What’s Really Causing the Permanent Damage?

It’s not just the loss of myelin. It’s what happens to the axon after. Studies using advanced MRI show that even areas of the brain that look normal on a regular scan - called normal-appearing white matter - are already damaged. Magnetization transfer ratio (MTR) drops, signaling loss of tissue structure. Post-mortem exams reveal axons with fragmented neurofilaments, missing mitochondria, and swollen, dysfunctional axoplasm. The nerve fibers aren’t just bare - they’re starving.

One major theory is that without myelin, axons have to work harder. Myelin normally lets signals jump quickly from one node to the next. Without it, the axon has to fire continuously along its whole length. That burns through energy. And over time, the axon runs out of fuel. Mitochondria can’t keep up.

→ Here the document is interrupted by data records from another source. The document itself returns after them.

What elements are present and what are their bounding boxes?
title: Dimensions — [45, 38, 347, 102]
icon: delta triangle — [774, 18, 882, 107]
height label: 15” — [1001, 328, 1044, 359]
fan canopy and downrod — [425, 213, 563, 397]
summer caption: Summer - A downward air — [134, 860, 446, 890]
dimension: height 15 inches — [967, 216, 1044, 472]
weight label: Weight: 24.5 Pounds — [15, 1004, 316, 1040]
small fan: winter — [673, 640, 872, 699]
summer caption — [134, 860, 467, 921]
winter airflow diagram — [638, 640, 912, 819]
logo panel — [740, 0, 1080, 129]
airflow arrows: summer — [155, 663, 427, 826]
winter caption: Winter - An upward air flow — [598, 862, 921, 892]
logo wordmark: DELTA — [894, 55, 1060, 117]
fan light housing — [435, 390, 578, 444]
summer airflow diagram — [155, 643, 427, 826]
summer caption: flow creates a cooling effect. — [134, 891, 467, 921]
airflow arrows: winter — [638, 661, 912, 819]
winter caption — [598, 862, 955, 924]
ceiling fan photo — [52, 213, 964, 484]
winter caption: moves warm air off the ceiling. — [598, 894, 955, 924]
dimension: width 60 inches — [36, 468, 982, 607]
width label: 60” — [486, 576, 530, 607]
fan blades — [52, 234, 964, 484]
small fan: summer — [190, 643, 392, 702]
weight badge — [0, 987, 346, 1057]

Sodium pumps fail. The axon starts to swell, then break. This is why disability keeps climbing even when inflammation fades.

Another key player? Astrocytes. These are support cells in the brain. In MS, they lose a specific receptor - the β2-adrenergic receptor. That receptor normally helps them respond to norepinephrine, a chemical that keeps brain cells healthy. When it’s gone, astrocytes can’t protect neurons properly. They might even start contributing to damage. This isn’t just about immune cells attacking. It’s about the brain’s own support system breaking down.

What’s on the Horizon? New Treatments Beyond Inflammation

Scientists aren’t waiting. There are 17 active clinical trials right now targeting progressive MS. These aren’t just more immune suppressants. They’re trying to do things like:

  • Protect mitochondria - giving nerve cells the energy they need to survive
  • Block sodium channels - so axons don’t overwork and burn out
  • Stimulate remyelination - helping the body regrow myelin
  • Block regeneration inhibitors - like Nogo, MAG, and LINGO-1, proteins that stop nerves from repairing themselves

One promising area is drugs that target the Nogo receptor. In animal studies, blocking this pathway allowed damaged nerves to regrow. Human trials are underway. Another is Siponimod, already approved for SPMS, which doesn’t just calm inflammation - it may directly protect nerve cells.

But the biggest breakthrough might come from measuring damage differently. MRI scans showing brain shrinkage - especially in gray matter - are now better predictors of future disability than the number of lesions. The Multiple Sclerosis Functional Composite (MSFC) test, which measures walking speed, hand dexterity, and thinking, is becoming more important than the old EDSS scale. That’s because it catches the real problem: the brain’s ability to function.

A neural hero holding healing vials as restored nerve pathways glow in a sunrise landscape.

What This Means for You Right Now

If you have RRMS, starting a DMT early isn’t optional - it’s critical. The sooner you reduce inflammation, the less axonal damage you’ll accumulate over time. It’s like stopping a leak before the floor rots. Even if you feel fine, the damage is happening under the surface.

If you’re in SPMS and still having flare-ups, some DMTs may still help. But if you’re past that stage, your focus needs to shift. Exercise matters - not just for strength, but for brain health. Aerobic activity boosts blood flow and may help protect neurons. Physical therapy keeps muscles active and prevents secondary complications. Diet and vitamin D aren’t cures, but low levels are linked to worse outcomes. Don’t smoke. Smoking doubles your risk of progression.

And stay informed. The next five years will bring real change. Treatments that protect nerves, not just calm the immune system, are coming. The goal isn’t just to stop relapses anymore. It’s to stop the slow fade.

Why Axon Loss Changes Everything

For decades, MS was seen as a disease of myelin. Now we know better. Myelin damage causes the flare-ups. But axon loss causes the permanent disability. That’s why someone can have a great MRI - no new lesions - and still be losing the ability to walk. The damage isn’t visible on standard scans. It’s happening at the level of the nerve fiber itself.

This shift in understanding explains why some people respond to treatment and others don’t. It explains why progressive MS feels so hopeless. And it’s why the future of MS care isn’t just about more drugs - it’s about smarter ones. Drugs that don’t just fight inflammation, but rebuild what’s been lost.